You can even manually allocate addresses (using mmap) to be identical
across processors, if you want to be able to send pointers for some
bizarre reason like thread migration.
Finite Element Simulations
You saw in class and in the homework how easy it is to parallelize most
programs based on a regular 1D or 2D grid--just divide up the grid, and
possibly exchange a few boundary rows. Not all programs use
regular grids though, and for an unstructured mesh, parallelization
takes a lot more work.
Step one is to divide up the mesh into pieces. At each timestep, you do some local work, then communicate to keep the computation tied together.
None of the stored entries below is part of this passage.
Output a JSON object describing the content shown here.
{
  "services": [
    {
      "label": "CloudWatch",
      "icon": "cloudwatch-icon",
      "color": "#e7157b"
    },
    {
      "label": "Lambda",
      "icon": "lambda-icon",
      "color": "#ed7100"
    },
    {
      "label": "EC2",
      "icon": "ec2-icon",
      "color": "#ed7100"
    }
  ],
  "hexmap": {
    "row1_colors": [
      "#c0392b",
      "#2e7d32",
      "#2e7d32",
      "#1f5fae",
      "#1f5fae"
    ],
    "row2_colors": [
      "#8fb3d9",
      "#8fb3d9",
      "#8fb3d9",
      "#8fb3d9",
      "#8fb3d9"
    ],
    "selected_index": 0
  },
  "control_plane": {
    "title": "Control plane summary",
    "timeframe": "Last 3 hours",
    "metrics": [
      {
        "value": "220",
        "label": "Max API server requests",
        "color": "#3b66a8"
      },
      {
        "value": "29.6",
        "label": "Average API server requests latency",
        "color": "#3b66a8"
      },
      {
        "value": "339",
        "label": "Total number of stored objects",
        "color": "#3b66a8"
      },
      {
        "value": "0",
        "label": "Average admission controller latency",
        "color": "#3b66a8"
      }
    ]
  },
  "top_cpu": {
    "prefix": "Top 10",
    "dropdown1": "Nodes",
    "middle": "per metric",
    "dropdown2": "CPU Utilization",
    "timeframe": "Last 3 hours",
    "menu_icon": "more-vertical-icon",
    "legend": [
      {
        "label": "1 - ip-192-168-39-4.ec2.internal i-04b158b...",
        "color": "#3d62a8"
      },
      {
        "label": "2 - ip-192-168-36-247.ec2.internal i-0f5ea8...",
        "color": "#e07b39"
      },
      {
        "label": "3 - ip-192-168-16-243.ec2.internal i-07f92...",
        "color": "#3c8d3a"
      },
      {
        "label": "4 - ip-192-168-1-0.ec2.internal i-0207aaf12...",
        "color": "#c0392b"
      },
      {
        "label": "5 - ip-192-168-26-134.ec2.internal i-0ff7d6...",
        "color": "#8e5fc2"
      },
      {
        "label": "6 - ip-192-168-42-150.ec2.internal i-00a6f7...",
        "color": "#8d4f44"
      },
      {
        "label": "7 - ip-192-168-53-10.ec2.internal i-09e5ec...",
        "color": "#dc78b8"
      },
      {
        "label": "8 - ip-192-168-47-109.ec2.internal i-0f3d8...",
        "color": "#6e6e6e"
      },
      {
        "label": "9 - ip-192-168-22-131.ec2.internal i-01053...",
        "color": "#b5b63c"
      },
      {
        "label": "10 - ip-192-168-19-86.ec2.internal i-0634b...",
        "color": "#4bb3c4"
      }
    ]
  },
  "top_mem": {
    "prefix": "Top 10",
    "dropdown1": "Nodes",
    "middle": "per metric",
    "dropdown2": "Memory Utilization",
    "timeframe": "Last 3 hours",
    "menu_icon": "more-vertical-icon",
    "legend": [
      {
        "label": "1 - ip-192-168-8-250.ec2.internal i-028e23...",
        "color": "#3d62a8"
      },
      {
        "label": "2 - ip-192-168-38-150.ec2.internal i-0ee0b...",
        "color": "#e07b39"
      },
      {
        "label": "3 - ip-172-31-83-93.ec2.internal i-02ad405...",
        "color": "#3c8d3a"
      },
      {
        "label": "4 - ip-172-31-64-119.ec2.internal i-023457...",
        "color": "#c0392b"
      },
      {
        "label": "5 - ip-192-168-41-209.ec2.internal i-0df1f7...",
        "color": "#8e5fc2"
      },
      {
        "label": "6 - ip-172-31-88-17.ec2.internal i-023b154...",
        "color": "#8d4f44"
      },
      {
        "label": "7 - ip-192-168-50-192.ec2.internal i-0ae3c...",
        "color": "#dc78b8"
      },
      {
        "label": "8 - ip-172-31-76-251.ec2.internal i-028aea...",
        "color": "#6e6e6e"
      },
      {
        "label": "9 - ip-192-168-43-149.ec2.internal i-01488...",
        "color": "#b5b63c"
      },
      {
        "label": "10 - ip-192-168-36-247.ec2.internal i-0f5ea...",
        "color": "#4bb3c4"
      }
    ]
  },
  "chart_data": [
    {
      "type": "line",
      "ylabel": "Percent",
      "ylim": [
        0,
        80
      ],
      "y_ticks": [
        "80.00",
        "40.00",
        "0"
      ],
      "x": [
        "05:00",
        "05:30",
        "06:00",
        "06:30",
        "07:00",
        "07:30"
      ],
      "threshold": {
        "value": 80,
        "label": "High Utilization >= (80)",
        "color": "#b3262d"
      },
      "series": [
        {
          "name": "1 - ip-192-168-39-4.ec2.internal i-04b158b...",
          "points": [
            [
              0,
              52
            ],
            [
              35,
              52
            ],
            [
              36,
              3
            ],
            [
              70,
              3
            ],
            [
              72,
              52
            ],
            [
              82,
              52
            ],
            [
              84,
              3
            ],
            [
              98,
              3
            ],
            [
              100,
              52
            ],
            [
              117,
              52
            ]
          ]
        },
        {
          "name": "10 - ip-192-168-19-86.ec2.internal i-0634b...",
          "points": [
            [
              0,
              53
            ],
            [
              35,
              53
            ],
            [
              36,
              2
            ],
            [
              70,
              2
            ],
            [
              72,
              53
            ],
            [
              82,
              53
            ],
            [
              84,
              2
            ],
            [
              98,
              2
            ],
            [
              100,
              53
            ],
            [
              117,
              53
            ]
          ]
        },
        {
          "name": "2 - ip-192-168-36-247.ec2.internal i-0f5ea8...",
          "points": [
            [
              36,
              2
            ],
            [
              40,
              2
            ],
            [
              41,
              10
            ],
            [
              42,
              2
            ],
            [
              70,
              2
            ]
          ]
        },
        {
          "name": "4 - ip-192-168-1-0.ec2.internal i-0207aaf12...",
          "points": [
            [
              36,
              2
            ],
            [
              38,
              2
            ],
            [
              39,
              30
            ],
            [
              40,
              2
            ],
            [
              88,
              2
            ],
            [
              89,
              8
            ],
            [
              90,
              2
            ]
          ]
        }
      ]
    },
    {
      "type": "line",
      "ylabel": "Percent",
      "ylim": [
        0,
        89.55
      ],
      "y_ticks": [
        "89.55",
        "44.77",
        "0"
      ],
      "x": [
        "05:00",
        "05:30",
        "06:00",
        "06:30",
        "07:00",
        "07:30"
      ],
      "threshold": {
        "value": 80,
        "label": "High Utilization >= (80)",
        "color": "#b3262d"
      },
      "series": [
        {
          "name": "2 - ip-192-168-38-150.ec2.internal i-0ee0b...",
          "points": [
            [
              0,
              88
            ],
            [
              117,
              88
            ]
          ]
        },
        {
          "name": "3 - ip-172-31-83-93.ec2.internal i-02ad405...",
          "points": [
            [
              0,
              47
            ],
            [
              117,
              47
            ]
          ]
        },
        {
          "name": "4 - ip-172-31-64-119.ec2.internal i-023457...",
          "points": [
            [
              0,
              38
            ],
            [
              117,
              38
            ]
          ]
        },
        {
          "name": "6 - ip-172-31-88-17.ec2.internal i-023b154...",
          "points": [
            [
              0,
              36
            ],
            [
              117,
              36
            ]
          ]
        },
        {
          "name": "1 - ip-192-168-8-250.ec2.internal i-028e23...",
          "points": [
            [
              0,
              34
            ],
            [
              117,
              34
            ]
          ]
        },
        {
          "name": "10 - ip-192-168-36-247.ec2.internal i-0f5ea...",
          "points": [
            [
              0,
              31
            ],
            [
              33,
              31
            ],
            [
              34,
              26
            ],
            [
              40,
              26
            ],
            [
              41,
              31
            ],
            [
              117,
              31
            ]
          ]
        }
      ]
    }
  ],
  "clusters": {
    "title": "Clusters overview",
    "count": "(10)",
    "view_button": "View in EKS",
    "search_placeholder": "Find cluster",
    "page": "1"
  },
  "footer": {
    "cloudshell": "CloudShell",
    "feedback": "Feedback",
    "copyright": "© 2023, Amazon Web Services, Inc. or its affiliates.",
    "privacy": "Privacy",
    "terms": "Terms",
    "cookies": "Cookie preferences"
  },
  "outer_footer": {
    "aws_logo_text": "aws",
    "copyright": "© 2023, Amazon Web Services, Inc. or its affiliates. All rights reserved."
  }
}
For example, a typical finite element program looks like this (more physics details here):
/* Elements apply forces to nodes based on node positions (displacements) */
for (element = ...) {
mat3 strain = element.readpositions(nodes);
mat3 stress = element.material(strain);
element.nodes.force += stress * element.sides;
}
/* Move nodes based on net force */
for (node = ...) {
vec3 acceleration = node.force / node.mass; /* F=mA; A=F/m */
node.velocity += dt*acceleration;
node.position += dt*node.velocity;
}
One way to parallelize this is to assign elements to processors, make
separate copies of the nodes along processor boundaries, and then send
and sum up the forces on those "shared" nodes:
/* (my) Elements apply forces to nodes based on node positions (displacements) */
for (element = ...) {
mat3 strain = element.readpositions(nodes);
mat3 stress = element.material(strain);
element.nodes.force += stress * element.sides;
}
/* Exchange forces with my neighbors, to get forces from neighboring elements */
for (neighbor = ...) {
for (n in neighbor.sharedlist)
neighbor.sendforces[n] = nodes[neighbor.sharedlist[n]].force;
MPI_Isend(neighbor.sendforces, ... , neighbor.rank); /* I send him mine */
}
for (neighbor = ...) {
MPI_Recv(neighbor.recvforces, ... , neighbor.rank); /* he sends me his */
for (n in neighbor.sharedlist) /* we both total ours up */
nodes[neighbor.sharedlist[n]].force += neighbor.recvforces[n];
}
/* Move nodes based on net force */
for (node = ...) {
vec3 acceleration = node.force / node.mass; /* F=mA; A=F/m */
node.velocity += dt*acceleration;
node.position += dt*node.velocity;
}
The other way to parallelize this application is to divide up the
nodes, and then replicate the elements along a boundary. These
are often called "ghost" elements.
In principle, this is pretty straightforward, but in practice,
organizing your serial and parallel node and element numbers, and
shared-node lists, is pretty painful.
While I was in Illinois I worked on the Finite Element Framework ParFUM, a library for parallelizing mesh-based programs. The key features are an interface for describing arbitrary meshes, partitioning and unpartitioning meshes, and communicating shared nodes or ghosts.